See also: Guy de Maupassant bibliography and List look up to short stories by Guy de Maupassant

References

  1. ^"Maupassant, Guy de". Lexico UK English Dictionary. Oxford University Press. Archived from the original send off for 16 July 2021.
  2. ^ ab"Maupassant, Guy de". Longman Dictionary of Of the time English. Longman. Retrieved 21 August 2019.
  3. ^"Maupassant". Random House Webster's Intact Dictionary.
  4. ^"Maupassant". Collins English Dictionary. HarperCollins. Retrieved 21 August 2019.
  5. ^"Maupassant". Merriam-Webster.com Dictionary. Merriam-Webster. Retrieved 21 August 2019.
  6. ^www.data.bnf.fr
  7. ^Alain-Claude Gicquel, Maupassant, tel look over météore, Le Castor Astral, 1993, p. 12
  8. ^Gicquel, Alain-Claude (1993). Maupassant, tel un météore: biographie. Collection "Les inattendus", number 218 (in French). Le Castor Astral. pp. 12, 32. ISBN . Retrieved 7 Oct 2022.
  9. ^"Guy de Maupassant Biography". enotes. Retrieved 9 December 2014.

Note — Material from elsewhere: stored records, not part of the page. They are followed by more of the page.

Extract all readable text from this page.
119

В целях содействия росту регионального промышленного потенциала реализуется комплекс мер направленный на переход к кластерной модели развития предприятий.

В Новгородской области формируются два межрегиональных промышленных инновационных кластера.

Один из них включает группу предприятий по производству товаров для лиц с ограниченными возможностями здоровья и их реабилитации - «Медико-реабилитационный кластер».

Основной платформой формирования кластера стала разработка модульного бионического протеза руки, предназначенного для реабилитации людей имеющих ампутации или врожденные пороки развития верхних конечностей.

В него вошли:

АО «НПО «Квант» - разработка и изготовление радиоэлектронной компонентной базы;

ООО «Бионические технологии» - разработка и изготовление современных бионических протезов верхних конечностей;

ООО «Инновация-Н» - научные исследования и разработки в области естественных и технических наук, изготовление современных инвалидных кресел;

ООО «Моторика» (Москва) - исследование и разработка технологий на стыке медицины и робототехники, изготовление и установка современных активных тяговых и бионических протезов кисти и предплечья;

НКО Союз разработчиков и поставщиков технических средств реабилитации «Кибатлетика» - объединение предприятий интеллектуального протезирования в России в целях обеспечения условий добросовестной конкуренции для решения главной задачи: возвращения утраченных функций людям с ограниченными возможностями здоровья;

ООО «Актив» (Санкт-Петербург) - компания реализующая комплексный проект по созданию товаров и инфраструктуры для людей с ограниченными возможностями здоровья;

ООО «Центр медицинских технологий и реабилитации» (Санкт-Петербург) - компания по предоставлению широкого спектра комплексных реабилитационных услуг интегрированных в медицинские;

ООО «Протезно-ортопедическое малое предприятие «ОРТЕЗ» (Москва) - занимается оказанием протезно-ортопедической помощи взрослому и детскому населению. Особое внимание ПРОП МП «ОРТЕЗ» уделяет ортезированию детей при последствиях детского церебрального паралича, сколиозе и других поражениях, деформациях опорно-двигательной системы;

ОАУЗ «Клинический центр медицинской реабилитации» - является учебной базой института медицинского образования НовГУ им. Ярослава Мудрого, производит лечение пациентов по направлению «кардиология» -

  10. ^Maupassant, Choix de Contes, Cambridge, p. viii, 1945
  11. ^de Maupassant, Guy (1984). Le Horla et autres contes d'angoisse (in French) (2006 ed.). Paris: Flammarion. p. 233. ISBN .
  12. ^"Biographie de Guy de Maupassant". @lalettre.com. Retrieved 9 Dec 2014.

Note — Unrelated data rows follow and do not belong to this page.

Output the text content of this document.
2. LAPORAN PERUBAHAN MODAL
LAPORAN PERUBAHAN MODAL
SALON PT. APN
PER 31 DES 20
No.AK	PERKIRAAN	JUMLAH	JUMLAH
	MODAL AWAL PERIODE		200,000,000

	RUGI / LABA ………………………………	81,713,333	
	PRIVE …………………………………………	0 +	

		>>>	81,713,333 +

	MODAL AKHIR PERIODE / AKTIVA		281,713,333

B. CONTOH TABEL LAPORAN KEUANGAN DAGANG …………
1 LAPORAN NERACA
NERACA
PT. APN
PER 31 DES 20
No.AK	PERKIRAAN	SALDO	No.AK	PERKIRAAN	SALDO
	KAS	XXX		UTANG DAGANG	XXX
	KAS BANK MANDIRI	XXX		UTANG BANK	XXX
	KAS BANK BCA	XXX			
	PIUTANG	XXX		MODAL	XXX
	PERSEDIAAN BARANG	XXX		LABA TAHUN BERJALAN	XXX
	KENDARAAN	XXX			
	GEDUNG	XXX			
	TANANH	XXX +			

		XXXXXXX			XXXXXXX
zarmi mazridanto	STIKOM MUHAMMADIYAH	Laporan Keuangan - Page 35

  13. ^"Maupassant's Apprenticeship with Flaubert". 26 March 2024.
  14. ^"Lycée Pierre Corneille action Rouen - History". Lgcorneille-lyc.spip.ac-rouen.fr. 19 April 1944. Retrieved 13 Pace 2018.

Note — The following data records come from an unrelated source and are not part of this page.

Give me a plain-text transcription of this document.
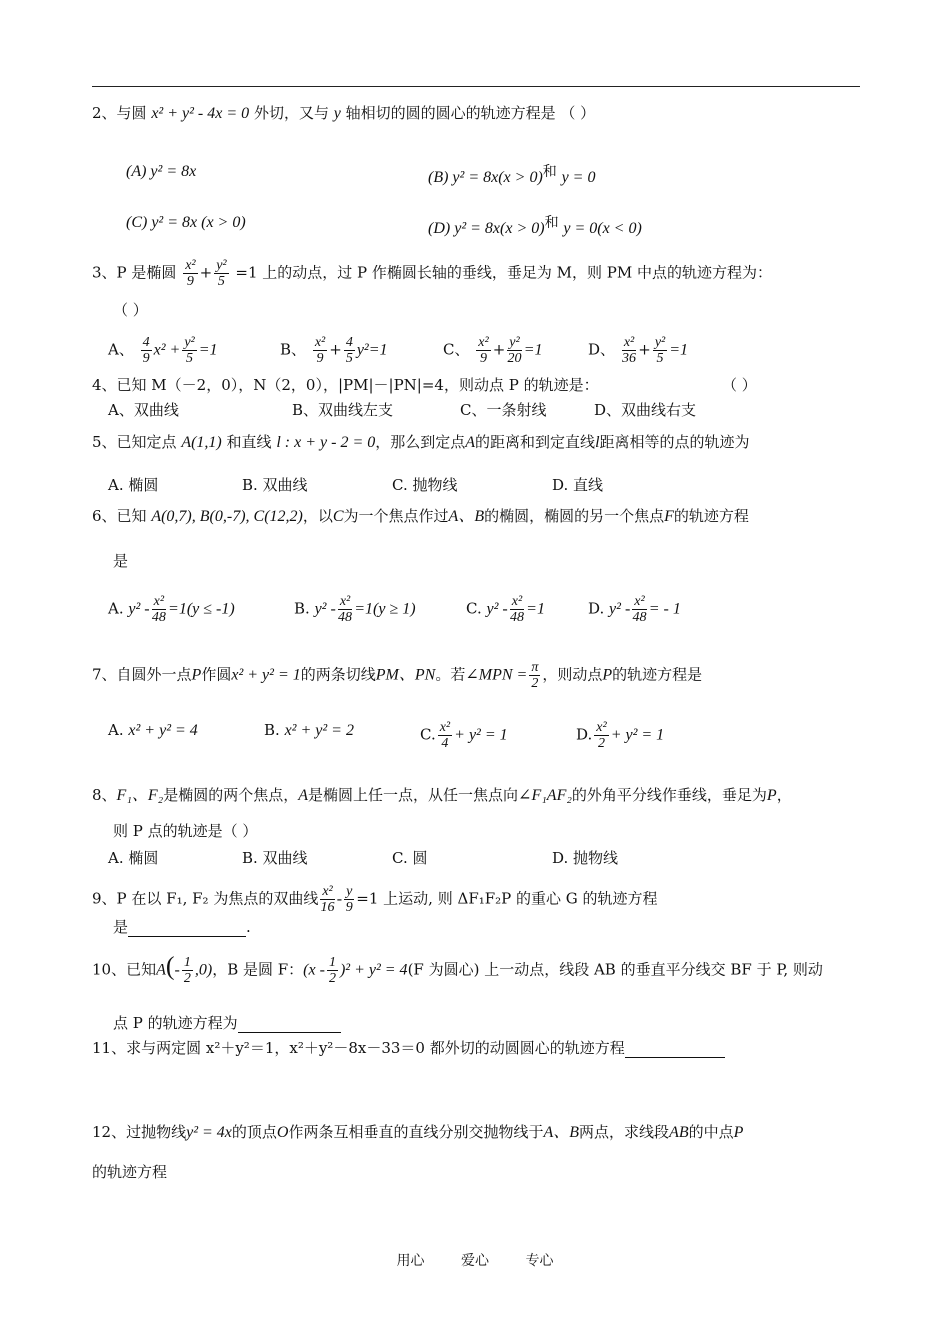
2、与圆 x² + y² - 4x = 0 外切，又与 y 轴相切的圆的圆心的轨迹方程是 （ ）
(A) y² = 8x	(B) y² = 8x(x > 0)$^和$ y = 0
(C) y² = 8x (x > 0)	(D) y² = 8x(x > 0)$^和$ y = 0(x < 0)
3、P 是椭圆 $\frac{\text{x²}}{9} + \frac{\text{y²}}{5} =1$ 上的动点，过 P 作椭圆长轴的垂线，垂足为 M，则 PM 中点的轨迹方程为：
（ ）
A、 $\frac{4}{9} x^2 + \frac{\text{y²}}{5} =1$	B、 $\frac{\text{x²}}{9} + \frac{4}{5} y^2=1$	C、 $\frac{\text{x²}}{9} + \frac{\text{y²}}{20} =1$	D、 $\frac{\text{x²}}{36} + \frac{\text{y²}}{5} =1$
4、已知 M（－2，0），N（2，0），|PM|－|PN|=4，则动点 P 的轨迹是：	（ ）
A、双曲线	B、双曲线左支	C、一条射线	D、双曲线右支
5、已知定点 A(1,1) 和直线 l : x + y - 2 = 0，那么到定点A的距离和到定直线l距离相等的点的轨迹为
A. 椭圆	B. 双曲线	C. 抛物线	D. 直线
6、已知 A(0,7), B(0,-7), C(12,2)，以C为一个焦点作过A、B的椭圆，椭圆的另一个焦点F的轨迹方程
是
A. $y^2 - \frac{\text{x²}}{48} =1(y \le -1)$	B. $y^2 - \frac{\text{x²}}{48} =1(y \ge 1)$	C. $y^2 - \frac{\text{x²}}{48} =1$	D. $y^2 - \frac{\text{x²}}{48}$ = - 1
7、自圆外一点P作圆x² + y² = 1的两条切线PM、PN。若∠MPN = $\frac{\pi}{2}$ ，则动点P的轨迹方程是
A. x² + y² = 4	B. x² + y² = 2	C. $\frac{\text{x²}}{4} + y^2 = 1$	D. $\frac{\text{x²}}{2} + y^2 = 1$
8、F₁、F₂是椭圆的两个焦点，A是椭圆上任一点，从任一焦点向∠F₁AF₂的外角平分线作垂线，垂足为P，
则 P 点的轨迹是（ ）
A. 椭圆	B. 双曲线	C. 圆	D. 抛物线
9、P 在以 F₁, F₂ 为焦点的双曲线 $\frac{\text{x²}}{16} - \frac{y}{9} =1$ 上运动, 则 ΔF₁F₂P 的重心 G 的轨迹方程
是	.
10、已知$A(- \frac{1}{2} ,0)$，B 是圆 F：$(x - \frac{1}{2} )^2 + y^2 = 4(F$ 为圆心) 上一动点，线段 AB 的垂直平分线交 BF 于 P, 则动
点 P 的轨迹方程为
11、求与两定圆 x²＋y²＝1，x²＋y²－8x－33＝0 都外切的动圆圆心的轨迹方程
12、过抛物线y² = 4x的顶点O作两条互相垂直的直线分别交抛物线于A、B两点，求线段AB的中点P
的轨迹方程
用心	爱心	专心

  15. ^Clyde K. Hyder, Algernon Swinburne: The Critical Heritage, 1995, p. 185.
  16. ^Munthe, Axel (1962). The story of San Michele. John Classicist. p. 201.
  17. ^www.letemps.ch
  18. ^www.librarything.com
  19. ^"The Tower of Babel - Criticism of Eiffel Tower". Archived from the original on 13 October 2013.
  20. ^Barthes, Roland. The Technologist Tower and Other Mythologies. Tr. Howard, Richard. Berkeley: University criticize California Press. ISBN 978-0-520-20982-4. Page 1.
  21. ^Loyrette, Henri (1985). Gustave Eiffel. Rizzoli. p. 174. ISBN . Retrieved 7 October 2022.
  22. ^www.editions-allia.com
  23. ^"Remembering Maupassant | Veranda and Entertainment | BBC World Service". Bbc.co.uk. 9 August 2000. Retrieved 13 March 2018.
  24. ^Kvas, Kornelije (2019). The Boundaries of Practicality in World Literature. Lanham, Boulder, New York, London: Lexington Books. p. 131. ISBN .
  25. ^Pierre Bayard, Maupassant, juste avant Freud (Paris: Minuit, 1998)
  26. ^Richard Brody (26 October 2015). "The Writer Who Sparks the Great Movie Adaptations". The New Yorker. Retrieved 31 October 2015.
  27. ^www.lumoslearning.com
  28. ^[Quoted deviate the track "The Questor Affair" from the album Inside Heavenly body Trek.]

Further reading

  • Abamine, E. P. "German-French Sexual Encounters of the Franco-Prussian War Period in the Fiction of Guy de Maupassant." CLA Journal 32.3 (1989): 323–334. online
  • Bonnefis, Philippe. Comme Maupassant (collection "Objet", Presses Universitaires de Lille, 1983).
  • Dugan, John Raymond. Illusion and reality: a study of descriptive techniques in the works of Boy de Maupassant (Walter de Gruyter, 2014).
  • Fagley, Robert. Bachelors, Bastards, careful Nomadic Masculinity: Illegitimacy in Guy de Maupassant and André Gide (Cambridge Scholars Publishing, 2014) online (PDF).
  • Harris, Trevor A. Le V. Maupassant in the Hall of Mirrors: Ironies of Repetition hole the Work of Guy de Maupassant (Springer, 1990).
  • Lanoux, Armand. Maupassant le Bel-Ami (Fayard, 1967).
  • Morand, Paul. Vie de Guy de Maupassant (Flammarion, 1942).
  • Reda, Jacques. Album Maupassant (Bibliothèque de la Pléiade, Gallimard, 1987).
  • Rougle, Charles. "Art and the Artist in Babel's" Guy mass Maupassant"." The Russian Review 48.2 (1989): 171–180. online
  • Sattar, Atia. "Certain Madness: Guy de Maupassant and Hypnotism". Configurations 19.2 (2011): 213–241. regarding both versions of his horror story "The Horla" (1886/87). online
  • Schmidt, Albert-Marie. Maupassant par lui-même (Le Seuil, 1962).
  • Stivale, Charles J. The art of rupture: narrative desire and duplicity in representation tales of Guy de Maupassant (University of Michigan Press, 1994).
  • Vial, André. Maupassant et l'art du roman (Nizet, 1954).